During an evacuation, health facilities will have enough pre-printed e-FINDS bracelets for all patients and residents. They will be fitted with the smudge-proof bands and scanned into the state's existing Health Commerce System using a computer and USB-connected scanner or mobile app. Users will then enter patients' basic information and where they are headed.
Norton said the easy-to-use application takes into account whether facilities have power, and also how much time they have during an evacuation.
For instance, patients at facilities with no power can be sent directly to their destination without being scanned, allowing the receiving facility to scan them in. Or, facilities can use the bar code-printed paper and write the patient's information for later entry into e-FINDS. The patient's evacuation history and intended destination is then accessible to all Health Commerce System users and can be communicated to loved ones.
Although ITS set up a database and 1-800 number during Sandy that tracked many of the state's moving patients and residents, this system left some people unaccounted for during the storm.

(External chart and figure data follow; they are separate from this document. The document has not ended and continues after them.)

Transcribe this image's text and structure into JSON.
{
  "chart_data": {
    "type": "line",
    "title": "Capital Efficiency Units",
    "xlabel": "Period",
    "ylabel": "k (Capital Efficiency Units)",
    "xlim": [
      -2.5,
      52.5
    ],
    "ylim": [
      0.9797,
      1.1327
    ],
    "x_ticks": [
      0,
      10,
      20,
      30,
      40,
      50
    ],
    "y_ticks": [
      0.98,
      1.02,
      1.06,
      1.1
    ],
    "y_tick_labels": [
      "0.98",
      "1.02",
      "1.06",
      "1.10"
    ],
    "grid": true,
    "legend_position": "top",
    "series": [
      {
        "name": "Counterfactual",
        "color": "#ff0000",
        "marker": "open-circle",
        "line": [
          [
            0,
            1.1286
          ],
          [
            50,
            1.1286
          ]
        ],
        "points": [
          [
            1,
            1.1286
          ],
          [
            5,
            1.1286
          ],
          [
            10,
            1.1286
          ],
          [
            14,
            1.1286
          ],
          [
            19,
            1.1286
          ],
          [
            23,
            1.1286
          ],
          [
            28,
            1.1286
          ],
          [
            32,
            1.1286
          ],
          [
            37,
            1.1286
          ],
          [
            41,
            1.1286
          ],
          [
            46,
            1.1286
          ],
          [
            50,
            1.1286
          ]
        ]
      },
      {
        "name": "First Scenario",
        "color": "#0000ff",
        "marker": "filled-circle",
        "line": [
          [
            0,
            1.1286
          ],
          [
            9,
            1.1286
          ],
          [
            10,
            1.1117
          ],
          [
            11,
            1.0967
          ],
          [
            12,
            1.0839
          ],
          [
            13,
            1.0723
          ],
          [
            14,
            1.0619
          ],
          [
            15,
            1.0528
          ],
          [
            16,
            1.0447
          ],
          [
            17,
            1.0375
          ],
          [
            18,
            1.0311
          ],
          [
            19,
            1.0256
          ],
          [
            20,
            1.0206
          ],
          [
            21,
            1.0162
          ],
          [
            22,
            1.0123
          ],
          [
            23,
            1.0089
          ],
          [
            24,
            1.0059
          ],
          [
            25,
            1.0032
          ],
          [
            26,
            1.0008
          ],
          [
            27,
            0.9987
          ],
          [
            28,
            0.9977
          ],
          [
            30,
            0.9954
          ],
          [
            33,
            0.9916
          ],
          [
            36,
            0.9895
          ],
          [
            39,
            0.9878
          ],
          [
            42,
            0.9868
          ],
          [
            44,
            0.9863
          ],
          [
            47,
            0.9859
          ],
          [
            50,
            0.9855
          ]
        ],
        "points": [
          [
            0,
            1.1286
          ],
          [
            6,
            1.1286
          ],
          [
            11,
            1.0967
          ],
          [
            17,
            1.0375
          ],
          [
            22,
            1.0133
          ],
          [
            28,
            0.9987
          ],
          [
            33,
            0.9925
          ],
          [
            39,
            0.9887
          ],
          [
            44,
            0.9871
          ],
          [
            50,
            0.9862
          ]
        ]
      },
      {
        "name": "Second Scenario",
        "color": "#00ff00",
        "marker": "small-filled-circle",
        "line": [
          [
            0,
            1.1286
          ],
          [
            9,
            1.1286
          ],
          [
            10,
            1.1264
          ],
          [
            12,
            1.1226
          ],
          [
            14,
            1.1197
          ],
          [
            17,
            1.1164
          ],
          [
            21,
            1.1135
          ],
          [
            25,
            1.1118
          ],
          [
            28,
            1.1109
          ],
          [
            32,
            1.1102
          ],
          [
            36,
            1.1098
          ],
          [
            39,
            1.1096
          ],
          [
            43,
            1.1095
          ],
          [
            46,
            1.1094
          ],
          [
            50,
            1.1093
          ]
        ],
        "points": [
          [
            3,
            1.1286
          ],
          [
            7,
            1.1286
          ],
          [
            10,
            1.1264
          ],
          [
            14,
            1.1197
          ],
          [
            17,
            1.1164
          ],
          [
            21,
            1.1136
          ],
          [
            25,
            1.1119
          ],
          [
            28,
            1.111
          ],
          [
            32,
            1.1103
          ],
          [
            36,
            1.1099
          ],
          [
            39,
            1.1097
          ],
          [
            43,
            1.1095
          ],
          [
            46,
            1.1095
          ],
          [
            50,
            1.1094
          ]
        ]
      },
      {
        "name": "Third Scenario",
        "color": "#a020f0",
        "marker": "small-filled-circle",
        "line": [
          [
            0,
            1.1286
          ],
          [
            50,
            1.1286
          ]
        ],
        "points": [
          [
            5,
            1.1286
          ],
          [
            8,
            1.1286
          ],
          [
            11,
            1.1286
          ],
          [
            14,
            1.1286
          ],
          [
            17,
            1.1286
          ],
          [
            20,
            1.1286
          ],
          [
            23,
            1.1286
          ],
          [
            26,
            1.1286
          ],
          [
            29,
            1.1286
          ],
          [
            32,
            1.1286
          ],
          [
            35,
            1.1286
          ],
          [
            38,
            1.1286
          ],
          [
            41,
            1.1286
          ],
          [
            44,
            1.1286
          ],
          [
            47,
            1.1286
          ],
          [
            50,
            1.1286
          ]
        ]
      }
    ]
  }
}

"We really had a hard time tracking them because we didn't have a system in place that was specifically meant for tracking patients or citizens during an evacuation," Norton said.
ITS developed the Web application in four weeks, printed the wristbands in another four weeks, and developed the mobile app, available on iPhone, iPad or Android devices, in a final four to six weeks for $1.1 million, not including staff time, Norton said. He said the biggest reason ITS developed the Java-based system in-house over using an existing federal system was that it could be quickly deployed in time for the 2013 hurricane season.
"We only needed to deploy an application basically on [an existing] platform so all the security was in place on all of the accounts," Norton said. "Otherwise, it would have taken much longer."
As a result of e-FINDS, more than 2,500 providers caring for more than 300,000 patients and residents statewide now have the ability in an evacuation to use tracking tools, said Sue Kelly, executive deputy commissioner of the New York State Department of Health. The state's hospitals, nursing homes and adult care facilities, as well as residential treatment programs, developmental centers and supportive housing facilities, will participate in e-FINDS during a future evacuation event.
Bellevue Hospital in Manhattan, which evacuated during Sandy, participated in the recent e-FINDS demo for the press. During the hurricane, the hospital manually tracked its patients, and also called to confirm their arrival at receiving locations before informing loved ones. Although this low-tech system successfully tracked all of Bellevue's patients, it was time- and resource-intensive, said Marcy Pressman, deputy executive director of Bellevue Hospital.
Contrasting that experience with the demo, Pressman said that e-FINDS would make future evacuations easier in terms of accessing Web-based tracking information remotely, which is especially valuable during power outages. "The beauty of it is that anybody who has access to that Web-based system has access to [the patients'] movements." This includes physicians who Pressman said had trouble following up with their patients during Sandy.
As for a real test, there hasn't been one yet, which is a good problem, according to Norton. In the meantime, Norton said the state will continue to develop e-FINDS to include more patient health information and to integrate other state systems, including one that offers bed and resource availability information, which will allow hospitals to both plan and track evacuations using the system.